Ten respondents mentioned that they felt that there had occasionally been a lack of empathy on the part of GPs when dealing with the weight situation (see Fig. 1, point 5). Situations were described in which rude, arrogant or insulting behaviour on the part of the physicians became apparent. In two cases, this stigmatising behaviour resulted in the termination of the physician-patient relationship.

“I felt that he was cracking little jokes on me, saying something like: everything will soon collapse under you should you go on like this.“ (I-20f).

In addition, a widespread passivity of physicians has been described (14), which had led to patients feeling left alone with their weight problem. This is partly associated with negative attitudes of practitioners towards people with obesity (6).

“Patients like us have experienced this before […]: Physicians who do not give us much credit. The fat ones can’t get it together, they just can’t stop eating.“ (I-14 m).

Care needs

Regardless of the care actually experienced, the majority of the respondents favoured a proactive approach by GPs when dealing with overweight patients. An open but polite and sensitive approach was advocated.

Central to almost all interviewees are continuous discussions that serve to provide ongoing advice and, not least, motivation. The intervals should ideally be a few weeks in order, for example, to be able to analyse reasons for failure in good time and to try out new approaches.

“If there are no such deadlines, then you quickly lose sight of it and let things slide. You have to keep at it regularly to overcome your weaker self.“ (I-10f).

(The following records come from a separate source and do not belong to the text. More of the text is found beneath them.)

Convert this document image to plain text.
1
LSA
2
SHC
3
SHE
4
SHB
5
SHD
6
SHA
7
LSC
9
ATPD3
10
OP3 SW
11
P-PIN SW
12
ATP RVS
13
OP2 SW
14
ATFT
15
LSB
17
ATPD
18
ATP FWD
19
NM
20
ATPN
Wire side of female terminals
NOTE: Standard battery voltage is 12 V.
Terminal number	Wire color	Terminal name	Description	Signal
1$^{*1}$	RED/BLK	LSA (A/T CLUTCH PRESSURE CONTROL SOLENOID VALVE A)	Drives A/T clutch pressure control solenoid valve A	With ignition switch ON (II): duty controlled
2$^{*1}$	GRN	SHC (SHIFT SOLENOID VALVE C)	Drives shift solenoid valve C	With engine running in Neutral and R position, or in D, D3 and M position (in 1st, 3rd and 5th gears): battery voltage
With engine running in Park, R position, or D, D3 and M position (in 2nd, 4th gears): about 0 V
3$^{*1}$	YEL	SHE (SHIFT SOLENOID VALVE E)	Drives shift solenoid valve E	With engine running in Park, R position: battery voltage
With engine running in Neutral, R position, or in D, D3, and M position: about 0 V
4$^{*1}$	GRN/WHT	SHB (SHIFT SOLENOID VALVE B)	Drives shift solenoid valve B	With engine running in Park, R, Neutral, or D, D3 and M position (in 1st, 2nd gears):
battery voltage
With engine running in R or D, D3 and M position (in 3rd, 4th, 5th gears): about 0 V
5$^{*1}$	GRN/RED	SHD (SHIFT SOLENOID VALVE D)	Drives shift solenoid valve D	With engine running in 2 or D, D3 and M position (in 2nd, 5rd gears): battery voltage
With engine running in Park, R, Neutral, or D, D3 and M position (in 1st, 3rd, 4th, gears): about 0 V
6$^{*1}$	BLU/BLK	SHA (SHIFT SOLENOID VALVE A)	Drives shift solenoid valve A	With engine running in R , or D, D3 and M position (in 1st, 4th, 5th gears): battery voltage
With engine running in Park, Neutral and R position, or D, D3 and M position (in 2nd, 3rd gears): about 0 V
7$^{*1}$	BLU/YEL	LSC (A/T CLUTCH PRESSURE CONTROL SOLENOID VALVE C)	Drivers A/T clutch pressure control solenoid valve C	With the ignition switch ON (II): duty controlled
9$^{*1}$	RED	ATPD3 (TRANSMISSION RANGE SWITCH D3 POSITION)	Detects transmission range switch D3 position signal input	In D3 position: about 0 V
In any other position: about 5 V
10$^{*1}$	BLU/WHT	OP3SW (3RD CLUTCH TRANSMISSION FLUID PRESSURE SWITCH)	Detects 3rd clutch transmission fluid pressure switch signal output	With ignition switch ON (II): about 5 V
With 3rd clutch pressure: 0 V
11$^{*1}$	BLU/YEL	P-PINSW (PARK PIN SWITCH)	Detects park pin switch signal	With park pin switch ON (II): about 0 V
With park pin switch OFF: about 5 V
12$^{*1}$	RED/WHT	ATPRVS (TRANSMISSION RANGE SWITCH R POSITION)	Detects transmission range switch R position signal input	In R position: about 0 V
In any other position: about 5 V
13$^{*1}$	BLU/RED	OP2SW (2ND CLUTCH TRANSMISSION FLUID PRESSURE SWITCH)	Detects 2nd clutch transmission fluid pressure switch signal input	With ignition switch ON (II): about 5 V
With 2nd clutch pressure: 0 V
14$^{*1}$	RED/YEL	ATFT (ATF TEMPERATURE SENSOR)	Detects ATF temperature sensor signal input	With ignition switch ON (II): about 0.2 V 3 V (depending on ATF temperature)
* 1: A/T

The respondents attached great importance to agreeing on tangible goals (weight to be reduced, time periods) and measures. In doing so, action steps should be chosen to accommodate patients’ sensitivities and interests.

“I would like to enrol in a structured diet or exercise programme, teaching me how to lose weight slowly but surely. And also goals that I can measure myself against.“ (I- 28f).

Respondents articulated a desire for referrals or referrals to help, whether it be health insurance options, fitness classes, or support groups. The GP is seen as a good platform from which to raise awareness of such flanking offers.

“If my GP recommended such a course to me, I would definitely be much more likely to accept it than if I had heard about it somewhere else.“ (I-30 m).